For their part, Democrats must reject predictable, knee-jerk calls from the left to cut the defense budget as well as claims that even modest increases in defense spending will prove unaffordable. In reality, a steady and significant rise in defense spending up to $1 trillion by 2029 is both warranted and within America’s means. A defense budget that sees an increase of roughly $37.5 billion a year over the next four years would provide the U.S. military with the resources it requires to secure American interests while remaining well within the lower bounds of historical defense spending — no matter the metric chosen to measure it.

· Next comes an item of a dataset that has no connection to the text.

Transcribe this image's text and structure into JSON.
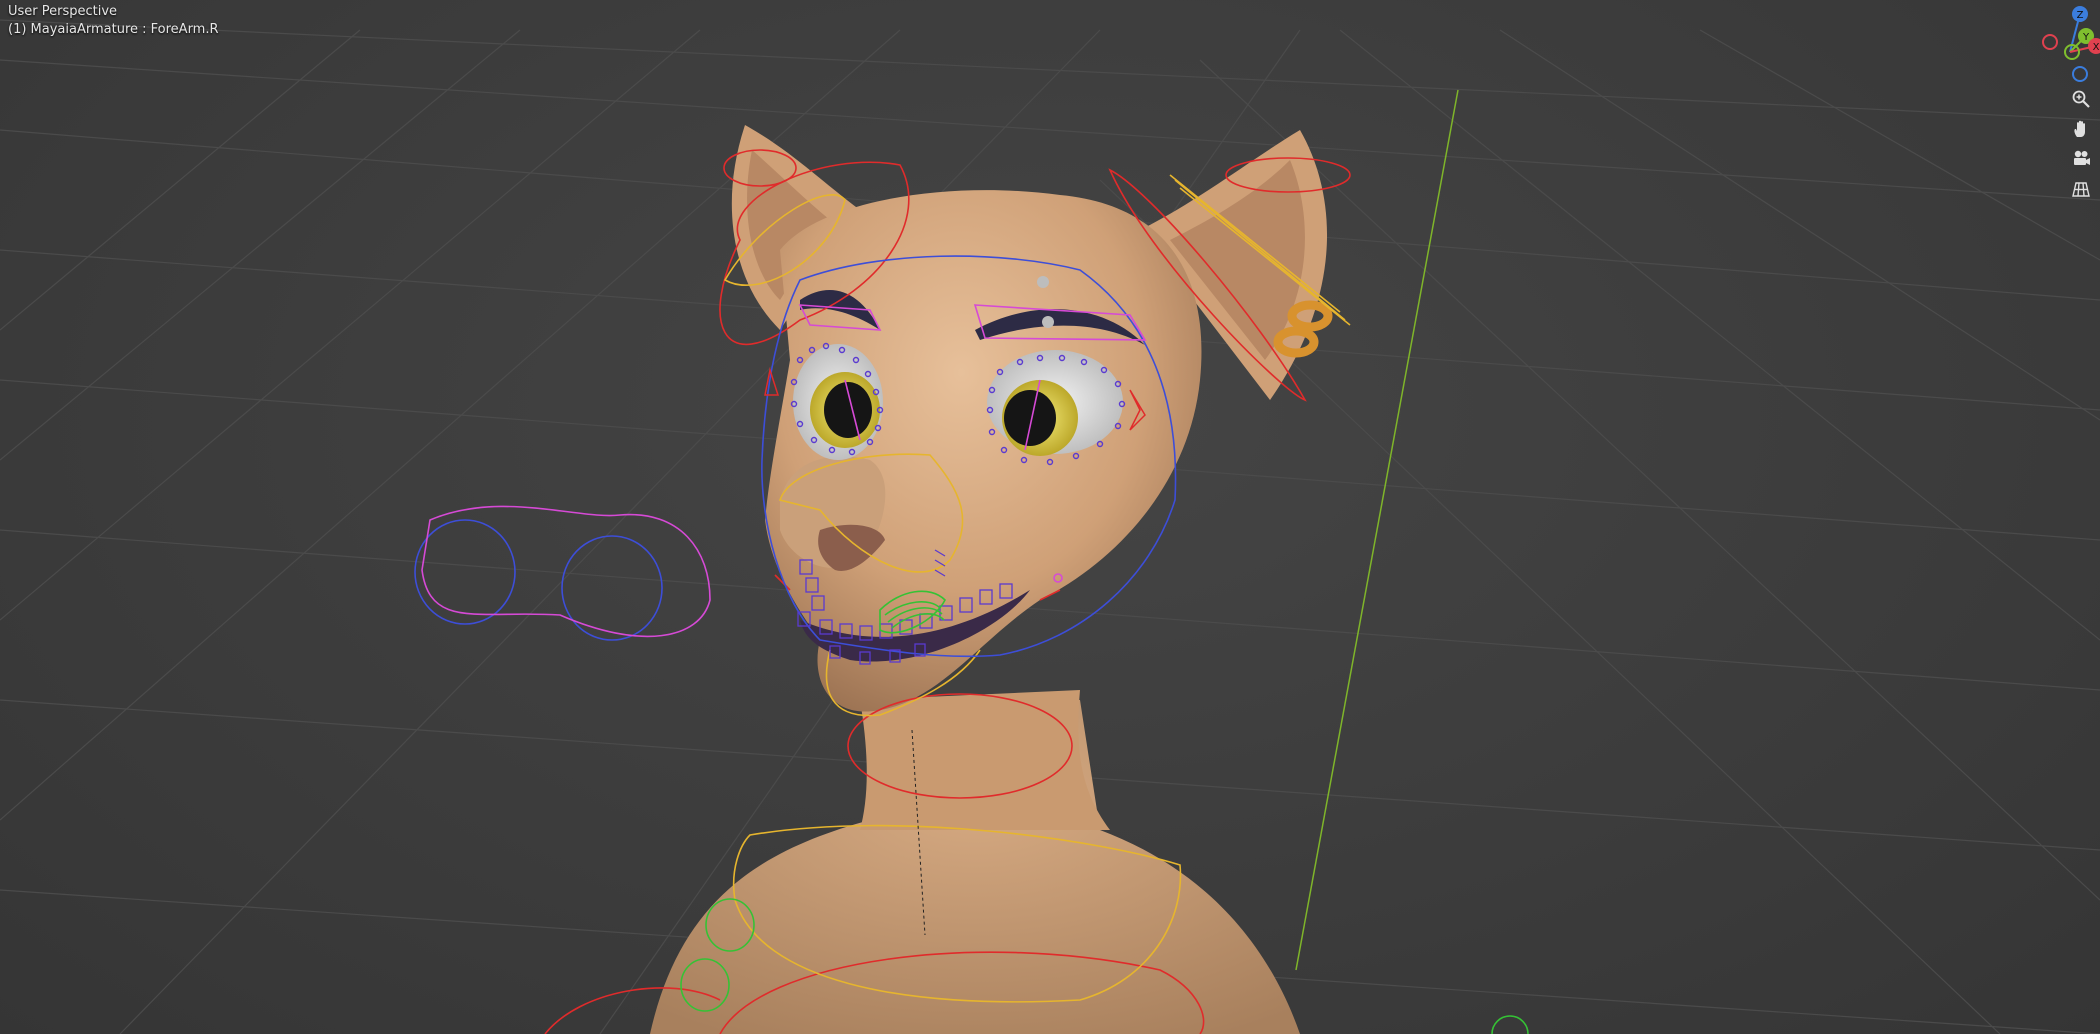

It’s hard to make solid policy recommendations given the extraordinary uncertainty the United States and the world face over the next four years — to say nothing of the damage President Trump, Elon Musk, and others in the Trump administration have already done to the U.S. government. But even if it underestimates the scope of the defense policy challenges that will confront the next Democratic administration a modest increase in defense spending dedicated to the right priorities could still yield national security dividends well beyond the initial investment and plant the seeds of a robust national defense program.

As PPI previously argued, a Democratic defense program should pursue three main goals:

  • Deter and defend American allies in Europe and
    the Pacific against aggression from the likes of a belligerent Russia and an increasingly well-armed China.
  • Produce arms, ammunition, and equipment in sufficient quantities to supply the United States, its allies, and nations on the frontlines of freedom like Ukraine and Taiwan.
  • Maintain and modernize America’s aging nuclear deterrent.

Without increased investment in defense, however, America’s military will not be able to attain these three goals. Indeed, the military has too few combat ships and aircraft available to meet the demands placed upon it — and many of these ships and planes have been in service for decades. What’s more, Russia’s war against Ukraine has revealed the limits and weaknesses of America’s own modern defense industry that have only begun to be addressed. Money alone cannot safeguard American national security, of course, but a defense budget that rises to $1 trillion by 2029 will certainly help do so.

A strong defense program along the lines proposed below can help Democrats reclaim their rightful place as the party of national security. It was Franklin D. Roosevelt, after all, who called on the United States to become “the great arsenal of democracy,” and John F. Kennedy who welcomed the responsibility of “defending freedom in its hour of maximum danger.” At a time when gangster powers like Russia, China, and Iran press their geopolitical advantage — including through force or its threat — Democrats can and must summon the same spirit today.